Septième : Comment avez-vous rencontré Chantal Akerman ?


Aurore Clément : J’ai rencontré Chantal Akerman à Rome. Je terminais un film avec Mario Monicelli (Caro Michele, 1976) dans lequel jouait aussi Delphine Seyrig (Jeanne Dielman dans Jeanne Dielman, 23, quai du Commerce, 1080 Bruxelles, 1976) et je crois que c’est Delphine qui a parlé de moi à Chantal Akerman, elle lui a dit qu’elle devait me rencontrer.


J’ai terminé ce film, j’étais dans mon appartement, Chantal Akerman est venue le matin et je garde cette image inoubliable : j’étais vetue d’une robe jaune, elle m’a regardé et m’a dit : “Non, vous n’ếtes pas faite pour mon rôle, vous êtes trop mignonne”. Bon, c’est comme ça ! Et très gentiment, elle m’a dit “Mais est ce que je pourrais rester dans cet appartement ?” (Aurore Clément rit) Elle est restée jusqu’au lendemain matin. Elle a fini par me dire qu’elle me rappellerait peut-être un jour. C’était une rencontre très simple, très gentille, elle comme moi.


Le temps a passé, j’ai fais des tas de choses, et un an après, elle est revenue en me disant que, si je le voulais, le rôle était à moi. J'ai répondu : « Oui, d'accord. ».


Mais il y avait une condition. Chantal m'a dit : « Vous allez venir avec moi à Saint-Germain-des-Prés, au cinéma Saint-André-des-Arts. Je vais m'asseoir dans un café, et vous irez voir mon film “Je, tu, il, elle” . Ensuite, à mon avis, vous me direz que vous ne voulez pas travailler avec moi. » J'ai accepté la condition. Je suis sortie du film Je, tu, il, elle en larmes, puis j'ai dit : « Chantal, je veux travailler avec vous. » Elle m'a répondu : « Moi aussi. »


On a commencé notre collaboration très simplement. Je ne me suis pas posé de questions, je n'ai pas eu peur. C'était étrange, parce que les rencontres avec les autres metteurs en scène ne se passaient pas comme ça : c'était plus professionnel. Avec Chantal, c'était très simple.
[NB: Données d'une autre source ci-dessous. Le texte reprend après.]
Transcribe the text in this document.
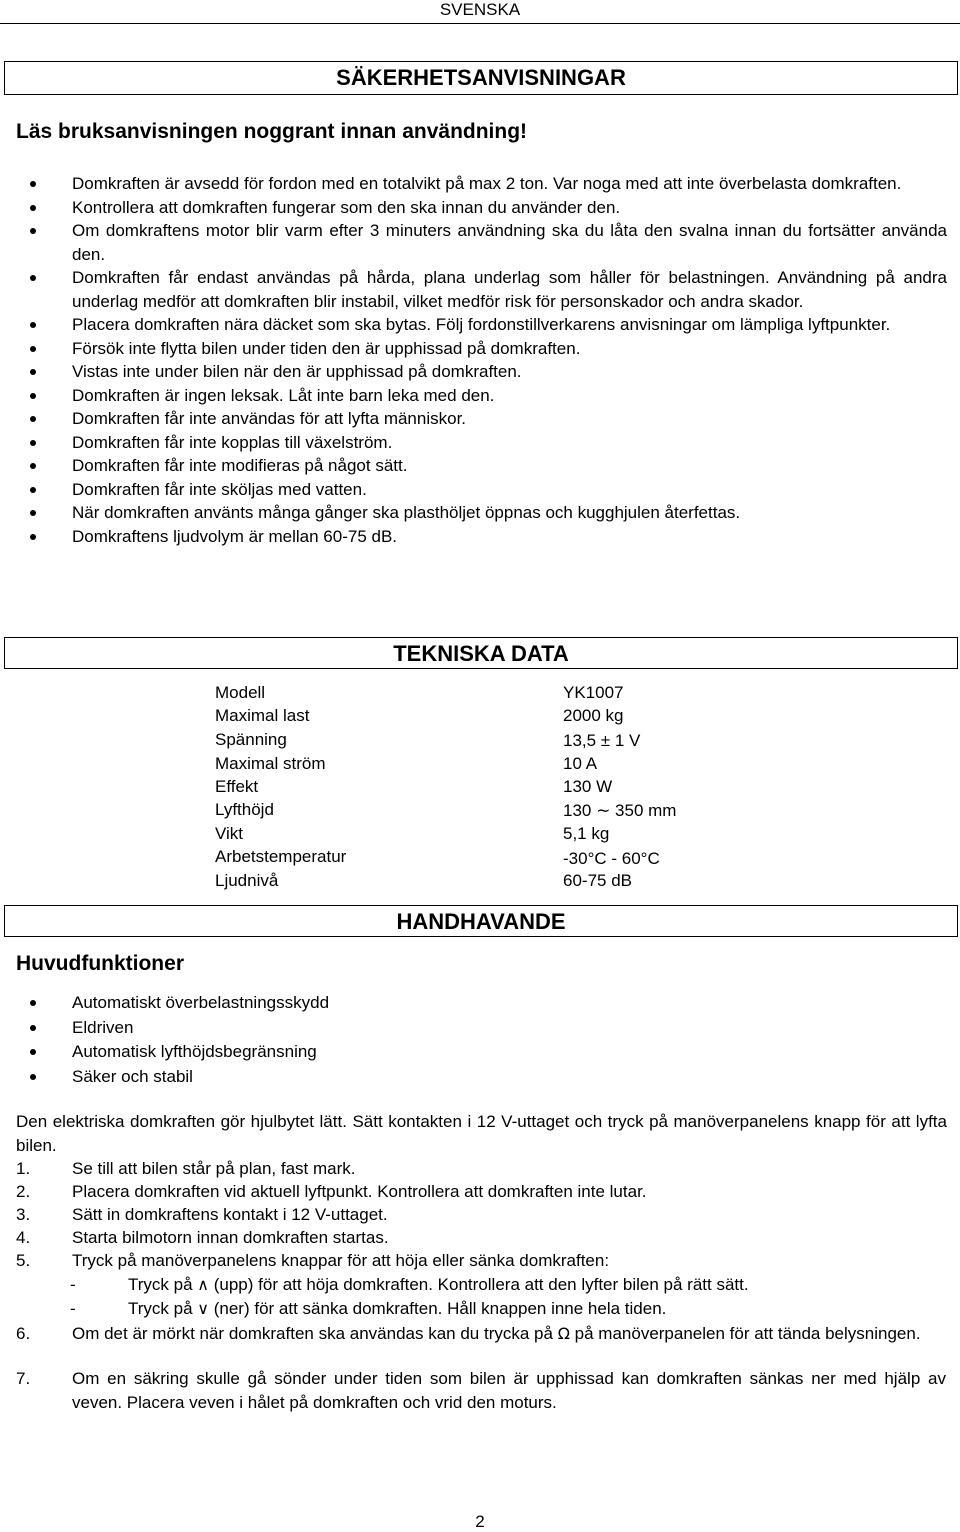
SVENSKA
SÄKERHETSANVISNINGAR
Läs bruksanvisningen noggrant innan användning!
Domkraften är avsedd för fordon med en totalvikt på max 2 ton. Var noga med att inte överbelasta domkraften.
Kontrollera att domkraften fungerar som den ska innan du använder den.
Om domkraftens motor blir varm efter 3 minuters användning ska du låta den svalna innan du fortsätter använda den.
Domkraften får endast användas på hårda, plana underlag som håller för belastningen. Användning på andra underlag medför att domkraften blir instabil, vilket medför risk för personskador och andra skador.
Placera domkraften nära däcket som ska bytas. Följ fordonstillverkarens anvisningar om lämpliga lyftpunkter.
Försök inte flytta bilen under tiden den är upphissad på domkraften.
Vistas inte under bilen när den är upphissad på domkraften.
Domkraften är ingen leksak. Låt inte barn leka med den.
Domkraften får inte användas för att lyfta människor.
Domkraften får inte kopplas till växelström.
Domkraften får inte modifieras på något sätt.
Domkraften får inte sköljas med vatten.
När domkraften använts många gånger ska plasthöljet öppnas och kugghjulen återfettas.
Domkraftens ljudvolym är mellan 60-75 dB.
TEKNISKA DATA
Modell	YK1007
Maximal last	2000 kg
Spänning	13,5 ± 1 V
Maximal ström	10 A
Effekt	130 W
Lyfthöjd	130 ∼ 350 mm
Vikt	5,1 kg
Arbetstemperatur	-30°C - 60°C
Ljudnivå	60-75 dB
HANDHAVANDE
Huvudfunktioner
Automatiskt överbelastningsskydd
Eldriven
Automatisk lyfthöjdsbegränsning
Säker och stabil
Den elektriska domkraften gör hjulbytet lätt. Sätt kontakten i 12 V-uttaget och tryck på manöverpanelens knapp för att lyfta bilen.
1. Se till att bilen står på plan, fast mark.
2. Placera domkraften vid aktuell lyftpunkt. Kontrollera att domkraften inte lutar.
3. Sätt in domkraftens kontakt i 12 V-uttaget.
4. Starta bilmotorn innan domkraften startas.
5. Tryck på manöverpanelens knappar för att höja eller sänka domkraften:
-	Tryck på ∧ (upp) för att höja domkraften. Kontrollera att den lyfter bilen på rätt sätt.
-	Tryck på ∨ (ner) för att sänka domkraften. Håll knappen inne hela tiden.
6. Om det är mörkt när domkraften ska användas kan du trycka på Ω på manöverpanelen för att tända belysningen.
7. Om en säkring skulle gå sönder under tiden som bilen är upphissad kan domkraften sänkas ner med hjälp av veven. Placera veven i hålet på domkraften och vrid den moturs.
2
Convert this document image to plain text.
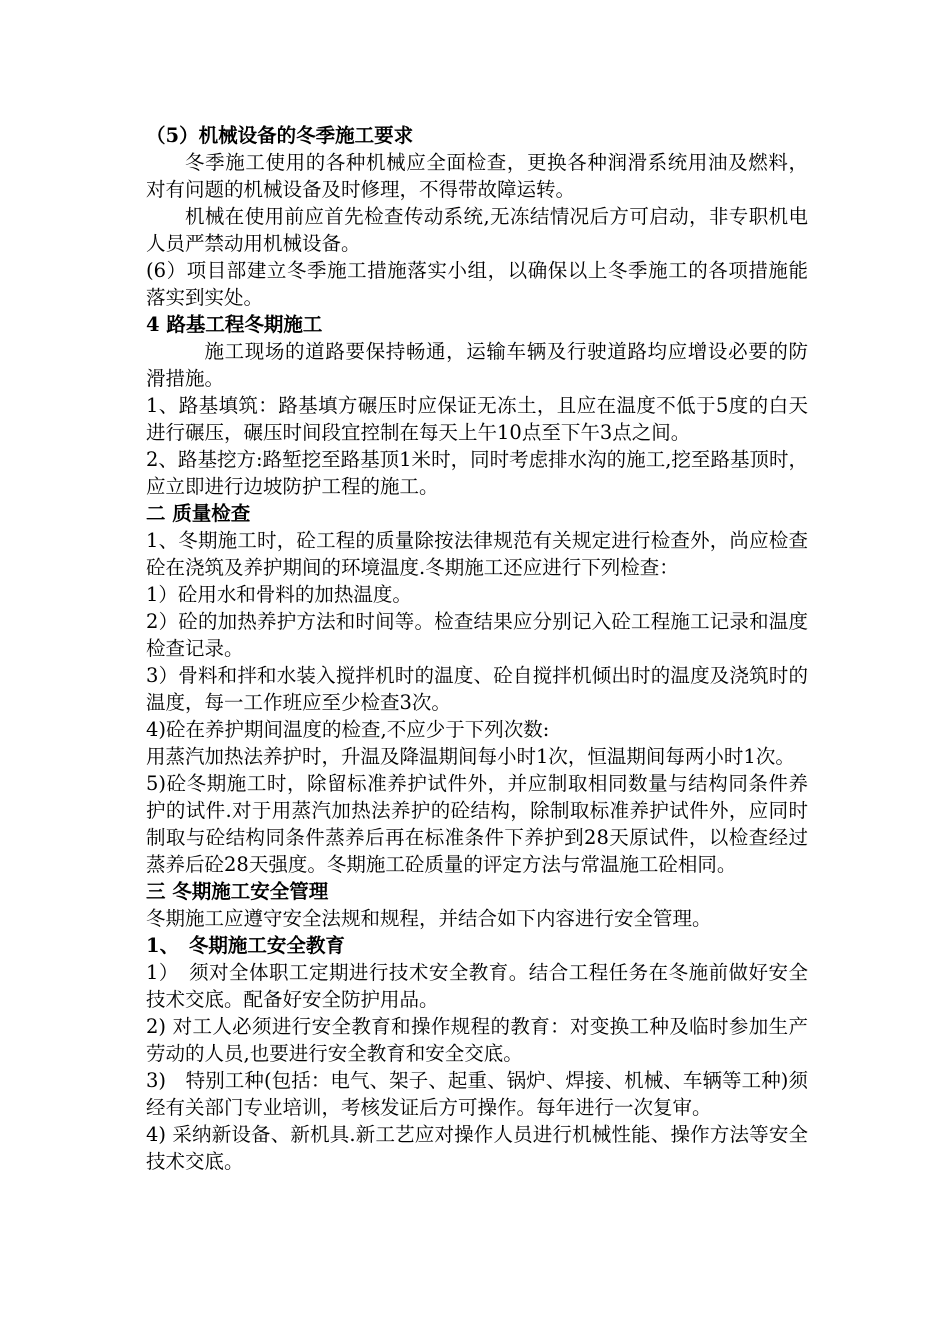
（5）机械设备的冬季施工要求

冬季施工使用的各种机械应全面检查，更换各种润滑系统用油及燃料，对有问题的机械设备及时修理，不得带故障运转。

机械在使用前应首先检查传动系统,无冻结情况后方可启动，非专职机电人员严禁动用机械设备。

(6）项目部建立冬季施工措施落实小组，以确保以上冬季施工的各项措施能落实到实处。

4 路基工程冬期施工

施工现场的道路要保持畅通，运输车辆及行驶道路均应增设必要的防滑措施。

1、路基填筑：路基填方碾压时应保证无冻土，且应在温度不低于5度的白天进行碾压，碾压时间段宜控制在每天上午10点至下午3点之间。

2、路基挖方:路堑挖至路基顶1米时，同时考虑排水沟的施工,挖至路基顶时，应立即进行边坡防护工程的施工。

二 质量检查

1、冬期施工时，砼工程的质量除按法律规范有关规定进行检查外，尚应检查砼在浇筑及养护期间的环境温度.冬期施工还应进行下列检查：

1）砼用水和骨料的加热温度。

2）砼的加热养护方法和时间等。检查结果应分别记入砼工程施工记录和温度检查记录。

3）骨料和拌和水装入搅拌机时的温度、砼自搅拌机倾出时的温度及浇筑时的温度，每一工作班应至少检查3次。

4)砼在养护期间温度的检查,不应少于下列次数:

用蒸汽加热法养护时，升温及降温期间每小时1次，恒温期间每两小时1次。

5)砼冬期施工时，除留标准养护试件外，并应制取相同数量与结构同条件养护的试件.对于用蒸汽加热法养护的砼结构，除制取标准养护试件外，应同时制取与砼结构同条件蒸养后再在标准条件下养护到28天原试件，以检查经过蒸养后砼28天强度。冬期施工砼质量的评定方法与常温施工砼相同。

三 冬期施工安全管理

冬期施工应遵守安全法规和规程，并结合如下内容进行安全管理。

1、　冬期施工安全教育

1）　须对全体职工定期进行技术安全教育。结合工程任务在冬施前做好安全技术交底。配备好安全防护用品。

2) 对工人必须进行安全教育和操作规程的教育：对变换工种及临时参加生产劳动的人员,也要进行安全教育和安全交底。

3)　特别工种(包括：电气、架子、起重、锅炉、焊接、机械、车辆等工种)须经有关部门专业培训，考核发证后方可操作。每年进行一次复审。

4) 采纳新设备、新机具.新工艺应对操作人员进行机械性能、操作方法等安全技术交底。
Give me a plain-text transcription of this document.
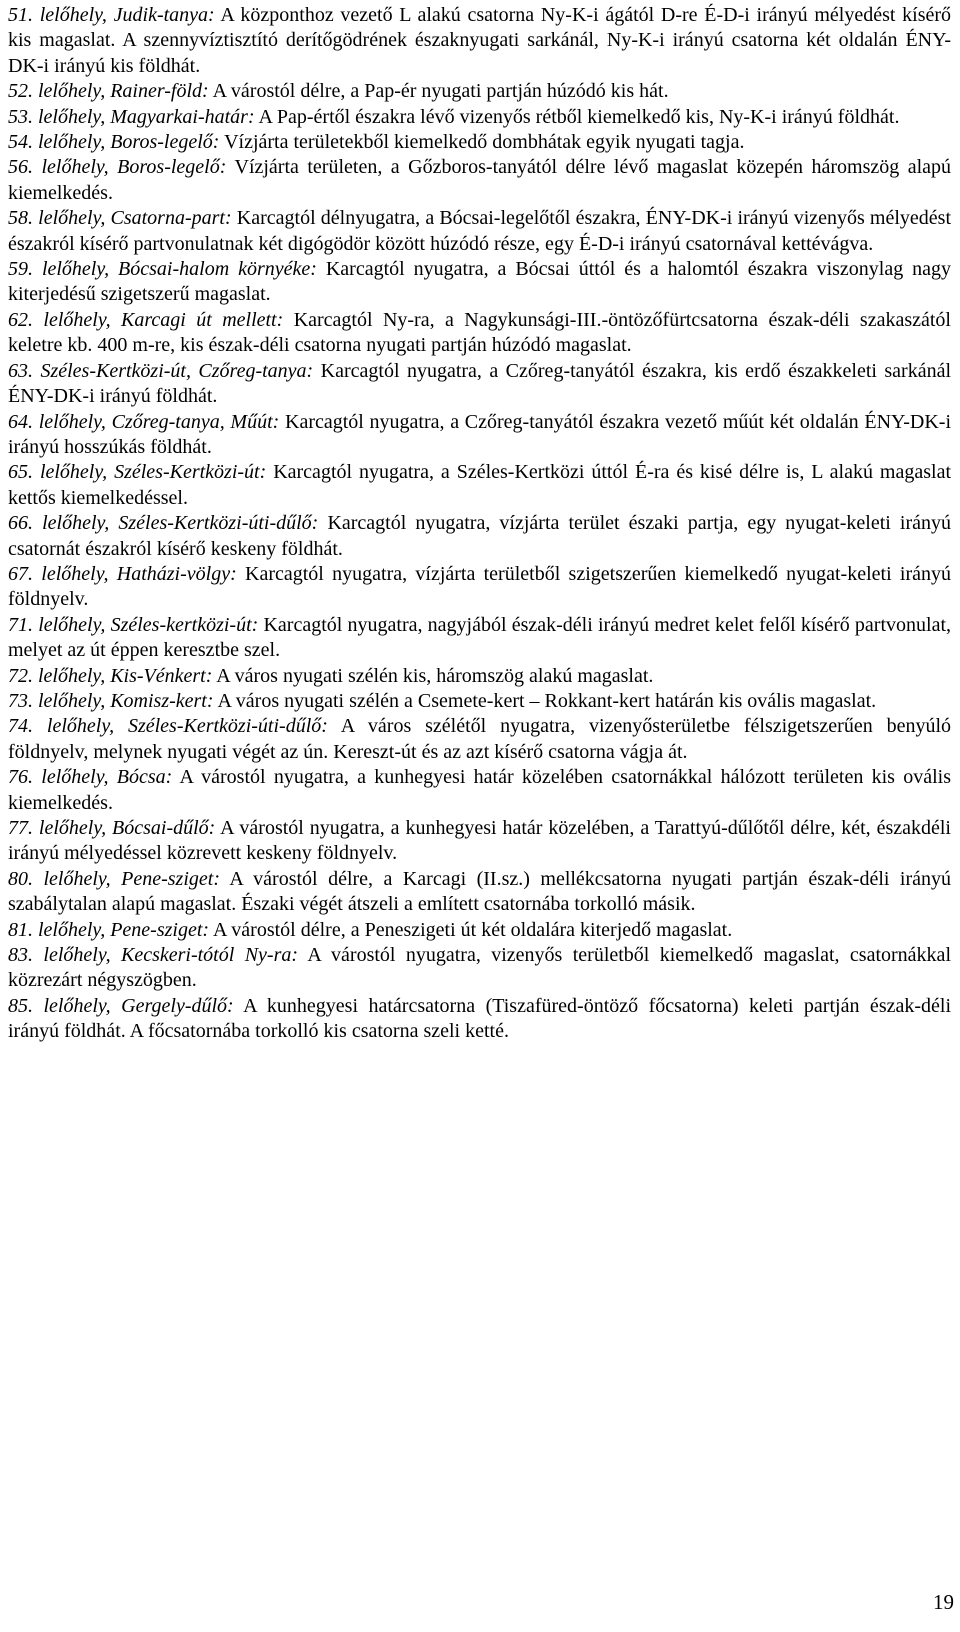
51. lelőhely, Judik-tanya: A központhoz vezető L alakú csatorna Ny-K-i ágától D-re É-D-i irányú mélyedést kísérő kis magaslat. A szennyvíztisztító derítőgödrének északnyugati sarkánál, Ny-K-i irányú csatorna két oldalán ÉNY-DK-i irányú kis földhát.

52. lelőhely, Rainer-föld: A várostól délre, a Pap-ér nyugati partján húzódó kis hát.

53. lelőhely, Magyarkai-határ: A Pap-értől északra lévő vizenyős rétből kiemelkedő kis, Ny-K-i irányú földhát.

54. lelőhely, Boros-legelő: Vízjárta területekből kiemelkedő dombhátak egyik nyugati tagja.

56. lelőhely, Boros-legelő: Vízjárta területen, a Gőzboros-tanyától délre lévő magaslat közepén háromszög alapú kiemelkedés.

58. lelőhely, Csatorna-part: Karcagtól délnyugatra, a Bócsai-legelőtől északra, ÉNY-DK-i irányú vizenyős mélyedést északról kísérő partvonulatnak két digógödör között húzódó része, egy É-D-i irányú csatornával kettévágva.

59. lelőhely, Bócsai-halom környéke: Karcagtól nyugatra, a Bócsai úttól és a halomtól északra viszonylag nagy kiterjedésű szigetszerű magaslat.

62. lelőhely, Karcagi út mellett: Karcagtól Ny-ra, a Nagykunsági-III.-öntözőfürtcsatorna észak-déli szakaszától keletre kb. 400 m-re, kis észak-déli csatorna nyugati partján húzódó magaslat.

63. Széles-Kertközi-út, Czőreg-tanya: Karcagtól nyugatra, a Czőreg-tanyától északra, kis erdő északkeleti sarkánál ÉNY-DK-i irányú földhát.

64. lelőhely, Czőreg-tanya, Műút: Karcagtól nyugatra, a Czőreg-tanyától északra vezető műút két oldalán ÉNY-DK-i irányú hosszúkás földhát.

65. lelőhely, Széles-Kertközi-út: Karcagtól nyugatra, a Széles-Kertközi úttól É-ra és kisé délre is, L alakú magaslat kettős kiemelkedéssel.

66. lelőhely, Széles-Kertközi-úti-dűlő: Karcagtól nyugatra, vízjárta terület északi partja, egy nyugat-keleti irányú csatornát északról kísérő keskeny földhát.

67. lelőhely, Hatházi-völgy: Karcagtól nyugatra, vízjárta területből szigetszerűen kiemelkedő nyugat-keleti irányú földnyelv.

71. lelőhely, Széles-kertközi-út: Karcagtól nyugatra, nagyjából észak-déli irányú medret kelet felől kísérő partvonulat, melyet az út éppen keresztbe szel.

72. lelőhely, Kis-Vénkert: A város nyugati szélén kis, háromszög alakú magaslat.

73. lelőhely, Komisz-kert: A város nyugati szélén a Csemete-kert – Rokkant-kert határán kis ovális magaslat.

74. lelőhely, Széles-Kertközi-úti-dűlő: A város szélétől nyugatra, vizenyősterületbe félszigetszerűen benyúló földnyelv, melynek nyugati végét az ún. Kereszt-út és az azt kísérő csatorna vágja át.

76. lelőhely, Bócsa: A várostól nyugatra, a kunhegyesi határ közelében csatornákkal hálózott területen kis ovális kiemelkedés.

77. lelőhely, Bócsai-dűlő: A várostól nyugatra, a kunhegyesi határ közelében, a Tarattyú-dűlőtől délre, két, északdéli irányú mélyedéssel közrevett keskeny földnyelv.

80. lelőhely, Pene-sziget: A várostól délre, a Karcagi (II.sz.) mellékcsatorna nyugati partján észak-déli irányú szabálytalan alapú magaslat. Északi végét átszeli a említett csatornába torkolló másik.

81. lelőhely, Pene-sziget: A várostól délre, a Peneszigeti út két oldalára kiterjedő magaslat.

83. lelőhely, Kecskeri-tótól Ny-ra: A várostól nyugatra, vizenyős területből kiemelkedő magaslat, csatornákkal közrezárt négyszögben.

85. lelőhely, Gergely-dűlő: A kunhegyesi határcsatorna (Tiszafüred-öntöző főcsatorna) keleti partján észak-déli irányú földhát. A főcsatornába torkolló kis csatorna szeli ketté.

19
Je savais que c'était ce cinéma-là qui me plaisait.


On a commencé à travailler avec Chantal, mais pas comme on pourrait l'imaginer : pas sur un scénario,. On ne travaillait pas vraiment sur l'acteur ; avec Chantal, ce n'était pas ça le truc. Elle ne voulait pas de ça : on passait par d'autres procédés.


Par exemple, quand on commence à penser à un personnage (enfin, moi, je n'y crois pas tellement), le personnage et la personne (l'acteur) se mélangent. Chantal pensait la même chose. Avec elle on commençait toujours par les pieds : par la façon de marcher et par la hauteur de la paire de chaussures. Ça me rappelait la façon de faire des magazines de mode, lorsque je travaillais pour eux. Chantal avait compris que l'important, c'était le corps.


Septième : C’est vrai, et on le voit dans Les Rendez-vous d’Anna, on vous voit souvent marcher, de dos. Comment jouer dos aux spectateurs, dos à la caméra ?


A.C: Ça ne change rien ! Parce qu'on est dedans. Comme je le disais, le travail était surtout sur la façon de marcher. Avec Chantal, nous sommes allées chez le marchand de chaussures : nous avons fait trente magasins de chaussures, peut-être même plus. Elle était assise, et moi, je marchais. Elle me regardait en disant : « Non, ce n'est pas ça, ça ne va pas. » Elle ne précisait pas pourquoi. Un jour, nous avons trouvé la bonne paire. Chantal m'a dit : « Le bruit de ces talons, c'est le bruit de l'Europe qui se construit. C'est le bruit de l'Allemagne, de l'Allemagne nazie, c'est la fin de la guerre. » C'était le son exact qu'elle voulait.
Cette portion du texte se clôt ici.